I took last week off. I needed to after the previous Sunday’s annual Trabucco Halifax Christmas match debacle.
It’s a long time since I have felt so cold and despondent.
The Aire and Calder Navigation at Altofts will look better in springtime. I certainly will not be going anywhere near it again until then.
It rained, snowed, hailed and howled. In the end it became a test of endurance. Fifteen anglers against the elements.
Stu Campbell and John Meredith did the business at the end of the length nearest Altofts lock, tying with just short of three pounds apiece. Seven others managed to catch and then there was me with one solitary perch, the first fish to be caught and for an hour the only one.
In the pub afterwards Stu lost a flick of the coin to get first choice of the prizes.
A week later he was the bridesmaid again this time on the more familiar Calder and Hebble canal at Sowerby Bridge.
Richard Jackson led an impressive 30-strong field in the Ryburn Halifax Christmas match taking small roach and a bonus perch for 1lbs 14oz.

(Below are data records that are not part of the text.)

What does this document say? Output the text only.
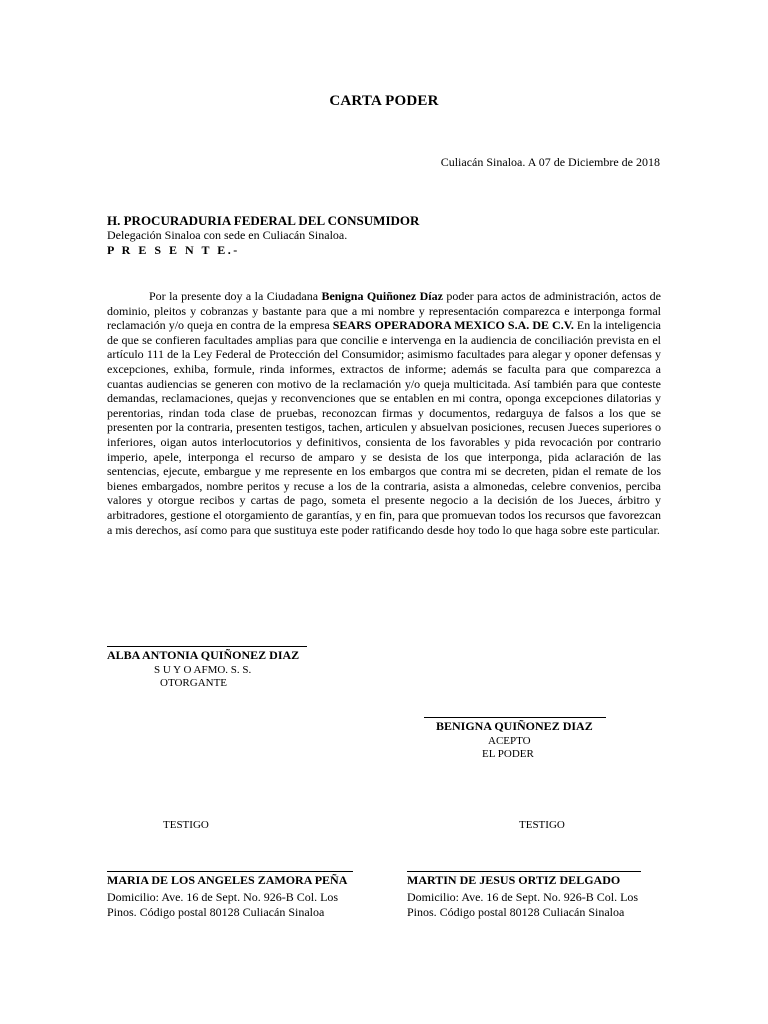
CARTA PODER
Culiacán Sinaloa. A 07 de Diciembre de 2018
H. PROCURADURIA FEDERAL DEL CONSUMIDOR
Delegación Sinaloa con sede en Culiacán Sinaloa.
P R E S E N T E.-
Por la presente doy a la Ciudadana Benigna Quiñonez Díaz poder para actos de administración, actos de dominio, pleitos y cobranzas y bastante para que a mi nombre y representación comparezca e interponga formal reclamación y/o queja en contra de la empresa SEARS OPERADORA MEXICO S.A. DE C.V. En la inteligencia de que se confieren facultades amplias para que concilie e intervenga en la audiencia de conciliación prevista en el artículo 111 de la Ley Federal de Protección del Consumidor; asimismo facultades para alegar y oponer defensas y excepciones, exhiba, formule, rinda informes, extractos de informe; además se faculta para que comparezca a cuantas audiencias se generen con motivo de la reclamación y/o queja multicitada. Así también para que conteste demandas, reclamaciones, quejas y reconvenciones que se entablen en mi contra, oponga excepciones dilatorias y perentorias, rindan toda clase de pruebas, reconozcan firmas y documentos, redarguya de falsos a los que se presenten por la contraria, presenten testigos, tachen, articulen y absuelvan posiciones, recusen Jueces superiores o inferiores, oigan autos interlocutorios y definitivos, consienta de los favorables y pida revocación por contrario imperio, apele, interponga el recurso de amparo y se desista de los que interponga, pida aclaración de las sentencias, ejecute, embargue y me represente en los embargos que contra mi se decreten, pidan el remate de los bienes embargados, nombre peritos y recuse a los de la contraria, asista a almonedas, celebre convenios, perciba valores y otorgue recibos y cartas de pago, someta el presente negocio a la decisión de los Jueces, árbitro y arbitradores, gestione el otorgamiento de garantías, y en fin, para que promuevan todos los recursos que favorezcan a mis derechos, así como para que sustituya este poder ratificando desde hoy todo lo que haga sobre este particular.
ALBA ANTONIA QUIÑONEZ DIAZ
S U Y O AFMO. S. S.
OTORGANTE
BENIGNA QUIÑONEZ DIAZ
ACEPTO
EL PODER
TESTIGO	TESTIGO
MARIA DE LOS ANGELES ZAMORA PEÑA
Domicilio: Ave. 16 de Sept. No. 926-B Col. Los
Pinos. Código postal 80128 Culiacán Sinaloa
MARTIN DE JESUS ORTIZ DELGADO
Domicilio: Ave. 16 de Sept. No. 926-B Col. Los
Pinos. Código postal 80128 Culiacán Sinaloa
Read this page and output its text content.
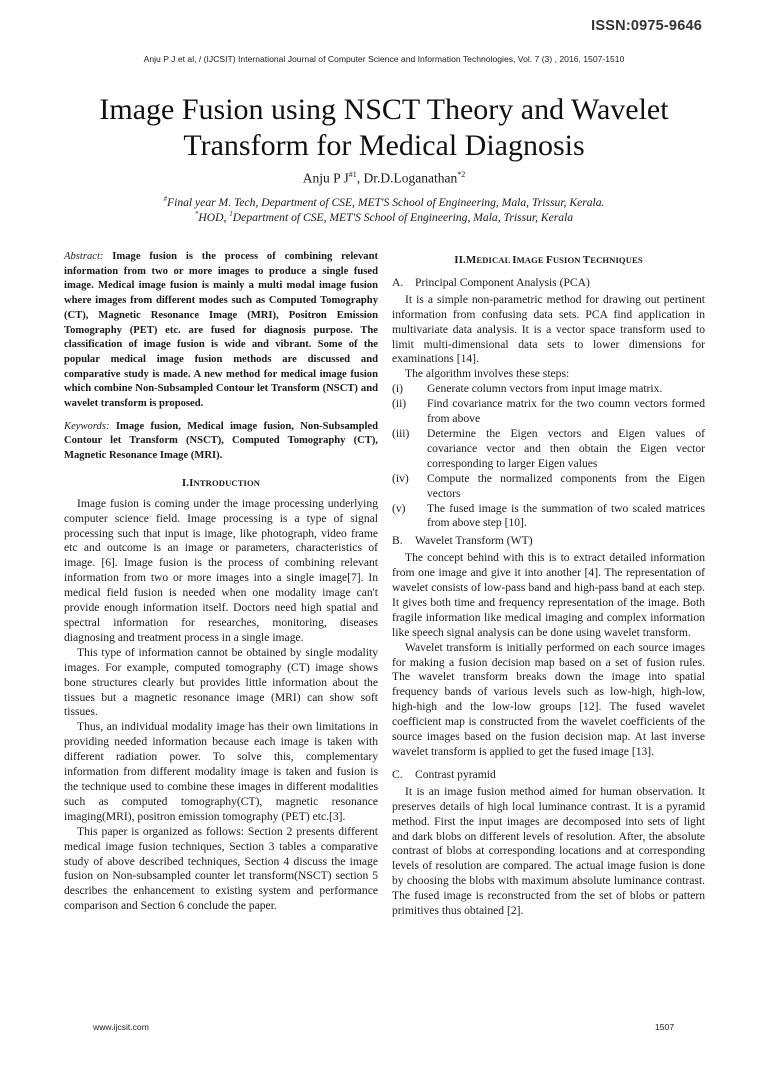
ISSN:0975-9646
Anju P J et al, / (IJCSIT) International Journal of Computer Science and Information Technologies, Vol. 7 (3) , 2016, 1507-1510
Image Fusion using NSCT Theory and Wavelet
Transform for Medical Diagnosis
Anju P $J^{\#1}$, Dr.D.Loganathan$^{*2}$
#Final year M. Tech, Department of CSE, MET'S School of Engineering, Mala, Trissur, Kerala.
*HOD, $^1$Department of CSE, MET'S School of Engineering, Mala, Trissur, Kerala
Abstract: Image fusion is the process of combining relevant information from two or more images to produce a single fused image. Medical image fusion is mainly a multi modal image fusion where images from different modes such as Computed Tomography (CT), Magnetic Resonance Image (MRI), Positron Emission Tomography (PET) etc. are fused for diagnosis purpose. The classification of image fusion is wide and vibrant. Some of the popular medical image fusion methods are discussed and comparative study is made. A new method for medical image fusion which combine Non-Subsampled Contour let Transform (NSCT) and wavelet transform is proposed.
Keywords: Image fusion, Medical image fusion, Non-Subsampled Contour let Transform (NSCT), Computed Tomography (CT), Magnetic Resonance Image (MRI).
I.INTRODUCTION

Image fusion is coming under the image processing underlying computer science field. Image processing is a type of signal processing such that input is image, like photograph, video frame etc and outcome is an image or parameters, characteristics of image. [6]. Image fusion is the process of combining relevant information from two or more images into a single image[7]. In medical field fusion is needed when one modality image can't provide enough information itself. Doctors need high spatial and spectral information for researches, monitoring, diseases diagnosing and treatment process in a single image.

This type of information cannot be obtained by single modality images. For example, computed tomography (CT) image shows bone structures clearly but provides little information about the tissues but a magnetic resonance image (MRI) can show soft tissues.

Thus, an individual modality image has their own limitations in providing needed information because each image is taken with different radiation power. To solve this, complementary information from different modality image is taken and fusion is the technique used to combine these images in different modalities such as computed tomography(CT), magnetic resonance imaging(MRI), positron emission tomography (PET) etc.[3].

This paper is organized as follows: Section 2 presents different medical image fusion techniques, Section 3 tables a comparative study of above described techniques, Section 4 discuss the image fusion on Non-subsampled counter let transform(NSCT) section 5 describes the enhancement to existing system and performance comparison and Section 6 conclude the paper.

II.MEDICAL IMAGE FUSION TECHNIQUES
A. Principal Component Analysis (PCA)

It is a simple non-parametric method for drawing out pertinent information from confusing data sets. PCA find application in multivariate data analysis. It is a vector space transform used to limit multi-dimensional data sets to lower dimensions for examinations [14].

The algorithm involves these steps:
(i)	Generate column vectors from input image matrix.
(ii)	Find covariance matrix for the two coumn vectors formed from above
(iii)	Determine the Eigen vectors and Eigen values of covariance vector and then obtain the Eigen vector corresponding to larger Eigen values
(iv)	Compute the normalized components from the Eigen vectors
(v)	The fused image is the summation of two scaled matrices from above step [10].
B. Wavelet Transform (WT)

The concept behind with this is to extract detailed information from one image and give it into another [4]. The representation of wavelet consists of low-pass band and high-pass band at each step. It gives both time and frequency representation of the image. Both fragile information like medical imaging and complex information like speech signal analysis can be done using wavelet transform.

Wavelet transform is initially performed on each source images for making a fusion decision map based on a set of fusion rules. The wavelet transform breaks down the image into spatial frequency bands of various levels such as low-high, high-low, high-high and the low-low groups [12]. The fused wavelet coefficient map is constructed from the wavelet coefficients of the source images based on the fusion decision map. At last inverse wavelet transform is applied to get the fused image [13].

C. Contrast pyramid

It is an image fusion method aimed for human observation. It preserves details of high local luminance contrast. It is a pyramid method. First the input images are decomposed into sets of light and dark blobs on different levels of resolution. After, the absolute contrast of blobs at corresponding locations and at corresponding levels of resolution are compared. The actual image fusion is done by choosing the blobs with maximum absolute luminance contrast. The fused image is reconstructed from the set of blobs or pattern primitives thus obtained [2].

www.ijcsit.com	1507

Stu managed to pip Pete Dwyer at the post by just half an ounce as both weighed marginally over a pound.
In the Hebden Bridge festive match Daz Kershaw stole the plaudits with a winning 1lbs 13oz from the Dead Arm of the Calder and Hebble with Eric Green second (1lbs 3oz) and Keith Richmond third with 13oz.
This Sunday sees the hardy (or foolhardly perhaps) Slaithwaite anglers attempting to run a meaningful match on the Huddersfield Narrow Canal. Anyone who fancies chancing their arm should contact Neil Burrows.
I can only imagine it will be a gripper, but then I could be proved wrong.
The older I get the more I think I am becoming a fairweather angler.
I was reminiscing with an old fishing pal the other day about crazy winter days breaking ice that was inches thick on canals from Lancashire to Nottingham.
Or balancing precariously over a raging river in the hope of getting just a single bite.
I remember once taking half an hour to get a Ford Transit through two gate posts at the entrance to Topcliffe on the Swale which was thick in black ice. Eventually it took 10 of the lads to push it through.
Now I can’t wait to call it a draw when the bad weather arrives.
And I’m sure after a summer of being tricked into taking baits the fish are glad of a rest too.
The Maver North West boys saw the door to the Wigan Winter League title shut in their faces on the final match on the Leeds and Liverpool canal. They finished in third overall place behind local experts Sams Tackle. Tri-Cast Rochdale, who will be returning to the Pennine Winter league next season, came in fourth.
TIP OF THE WEEK: Forgive me if I sound too fixating on bread punch. However, it is one of the most reliable baits at this time of year. Its preparation has, for some reason, taken on mystic proportions. Everyone has their own way of doing it but for those wishing to learn I can offer three pieces of very good advice. Use bread that is past its sell by date. By all means discard the two crusts, but do not waste time cutting the edges off the other pieces. Grind the whole lot down in a blender and then push it through a metal flour sieve.
HOT PEG: A contradiction perhaps, however, for those brave enough, try the boat yard of the Battyeford Canal for perch up to 2lbs.